2011 04, D. Desjeux, classe moyenne mondiale : le chassé croisé

Le chassée croisée des classes moyennes mondiales ou la consommation comme analyseur de la nouvelle donne internationale

Dominique Desjeux, anthropologue, professeur à la Sorbonne (université Paris Descartes)

 

Le premier grand constat est que « l’Ouest » n’est plus le seul centre du monde comparé à la place qu’il a occupé entre le début du 19ème siècle et les années 1960, au moment des indépendances, même s’il reste encore un centre de poids. Cela veut moins dire que l’occident décline qu’il n’est plus tout puissant.

Ce rappel, qui peut paraitre évident, demande de faire cependant un effort important de décentrement pour comprendre les nouveaux rapports de force internationaux et les transformations de fond qui organisent de façon invisible les nouvelles relations entre sociétés. Parmi tous ces mouvements il en est un de très stratégique, celui de la place inversée des classes moyennes dans le monde. Or ce chassée croisé a de grandes implication sur le prix des matières première et des productions alimentaires et donc sur la PAC

En effet le deuxième grand constat est que les classes moyennes, qui sont en pleine progression depuis 2000, représenteraient pour l’ensemble du monde « 1,8 milliards de personnes, soit 28% de la population mondiale » en 2010. Elles seraient 5 MM en 2050. La progression serait principalement en Asie.[1]

L’idée centrale que j’aimerais suggérer ici est que, en partant de la consommation comme analyseur de la mondialisation, nous assistons aujourd’hui à une sorte de chassé-croisé des classes moyennes. Dans les pays développés, la partie la plus précarisée des classes moyennes est menacée dans son pouvoir d’achat, ce qui va entrainer une consommation plus économe, sous contrainte de revenu. A l’inverse, dans les pays émergeants les classes moyennes voient globalement leur pouvoir d’achat augmenter.
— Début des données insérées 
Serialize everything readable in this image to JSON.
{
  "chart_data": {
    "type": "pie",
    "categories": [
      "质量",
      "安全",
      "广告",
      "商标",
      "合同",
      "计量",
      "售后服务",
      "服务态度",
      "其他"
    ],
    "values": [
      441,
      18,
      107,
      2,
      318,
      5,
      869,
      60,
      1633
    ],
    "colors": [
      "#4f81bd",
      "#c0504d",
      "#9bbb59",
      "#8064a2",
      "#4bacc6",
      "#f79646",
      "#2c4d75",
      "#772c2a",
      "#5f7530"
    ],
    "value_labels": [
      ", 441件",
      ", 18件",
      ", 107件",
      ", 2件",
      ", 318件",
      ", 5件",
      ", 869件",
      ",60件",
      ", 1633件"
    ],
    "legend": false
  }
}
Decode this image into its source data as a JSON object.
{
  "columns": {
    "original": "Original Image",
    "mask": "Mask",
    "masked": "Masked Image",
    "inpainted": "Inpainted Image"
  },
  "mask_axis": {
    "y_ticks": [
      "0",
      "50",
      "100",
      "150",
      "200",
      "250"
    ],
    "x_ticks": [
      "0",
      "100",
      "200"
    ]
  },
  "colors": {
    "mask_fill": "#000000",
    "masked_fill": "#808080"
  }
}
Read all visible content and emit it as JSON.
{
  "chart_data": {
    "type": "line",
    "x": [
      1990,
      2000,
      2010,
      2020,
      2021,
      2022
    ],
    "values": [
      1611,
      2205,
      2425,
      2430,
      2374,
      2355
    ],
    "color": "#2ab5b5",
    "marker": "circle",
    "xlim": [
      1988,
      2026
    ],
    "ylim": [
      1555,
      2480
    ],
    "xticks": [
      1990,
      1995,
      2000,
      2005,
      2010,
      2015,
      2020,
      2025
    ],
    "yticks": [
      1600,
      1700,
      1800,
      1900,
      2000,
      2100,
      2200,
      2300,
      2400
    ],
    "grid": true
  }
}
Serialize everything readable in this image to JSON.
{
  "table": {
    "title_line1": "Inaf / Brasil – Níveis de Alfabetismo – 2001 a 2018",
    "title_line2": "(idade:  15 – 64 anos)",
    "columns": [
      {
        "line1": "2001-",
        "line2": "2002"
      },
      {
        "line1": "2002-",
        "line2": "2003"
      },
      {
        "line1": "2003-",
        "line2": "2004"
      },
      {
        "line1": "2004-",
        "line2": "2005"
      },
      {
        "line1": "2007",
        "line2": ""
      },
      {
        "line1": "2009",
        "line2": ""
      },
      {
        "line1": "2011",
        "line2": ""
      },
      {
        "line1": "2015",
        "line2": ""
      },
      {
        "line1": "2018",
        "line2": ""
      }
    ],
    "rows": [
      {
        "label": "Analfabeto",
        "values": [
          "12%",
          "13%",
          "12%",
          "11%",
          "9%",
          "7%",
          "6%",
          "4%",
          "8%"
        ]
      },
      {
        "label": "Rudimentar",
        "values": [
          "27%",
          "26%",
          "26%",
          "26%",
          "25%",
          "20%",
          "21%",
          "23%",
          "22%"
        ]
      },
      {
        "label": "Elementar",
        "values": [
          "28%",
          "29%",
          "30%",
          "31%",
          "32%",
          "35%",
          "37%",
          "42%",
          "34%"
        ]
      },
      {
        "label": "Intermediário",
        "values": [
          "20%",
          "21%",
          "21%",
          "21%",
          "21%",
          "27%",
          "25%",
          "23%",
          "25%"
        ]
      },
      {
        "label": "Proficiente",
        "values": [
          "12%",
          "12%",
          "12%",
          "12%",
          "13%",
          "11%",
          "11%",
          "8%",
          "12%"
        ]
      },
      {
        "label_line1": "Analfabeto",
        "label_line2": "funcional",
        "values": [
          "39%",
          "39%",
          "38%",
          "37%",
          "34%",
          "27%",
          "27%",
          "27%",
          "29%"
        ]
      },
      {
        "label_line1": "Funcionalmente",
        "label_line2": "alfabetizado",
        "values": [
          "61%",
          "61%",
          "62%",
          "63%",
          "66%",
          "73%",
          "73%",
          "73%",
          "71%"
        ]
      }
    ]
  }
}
Cela  va se traduire par une augmentation des « dépenses de consommation des couches moyennes qui seront multipliées par 2,6 d’ici à 2030 ». La Chine sera le premier marché mondial en 2020. En une vingtaine d’année, la part de l’Asie au sein des classes moyennes progresserait de 28% à 66%, tandis que celle des Européens et des Américains du Nord diminuerait de 54% à 21%. Dans les deux cas de montée ou de descente sociale, la part des produits alimentaires dans le budget des ménages en sera fortement impactée.

Surtout entre 2000 et 2009 la classe moyenne supérieure mondiale, la plus consommatrice, est passée de 200 millions à 565 millions, ce qui est une progression très importante. Cette classe moyenne supérieure mondiale est définie sur la base de personnes disposant d’actifs financiers compris entre 5 300 euros et 31 600 euros (soit une moyenne de 17 530 euros à la fin 2009). Ceci peut paraitre peu. Mais si on sait qu’en Chine le salaire minimum tourne à peu près autour de 100€ (1000Yuan), cela représente plus de 10 fois le « SMIC » annuellement, ce qui n’est donc pas rien d’un point de vue local. Les actifs sont pris ici comme des indicateurs du pouvoir d’achat potentiel de cette classe moyenne[2].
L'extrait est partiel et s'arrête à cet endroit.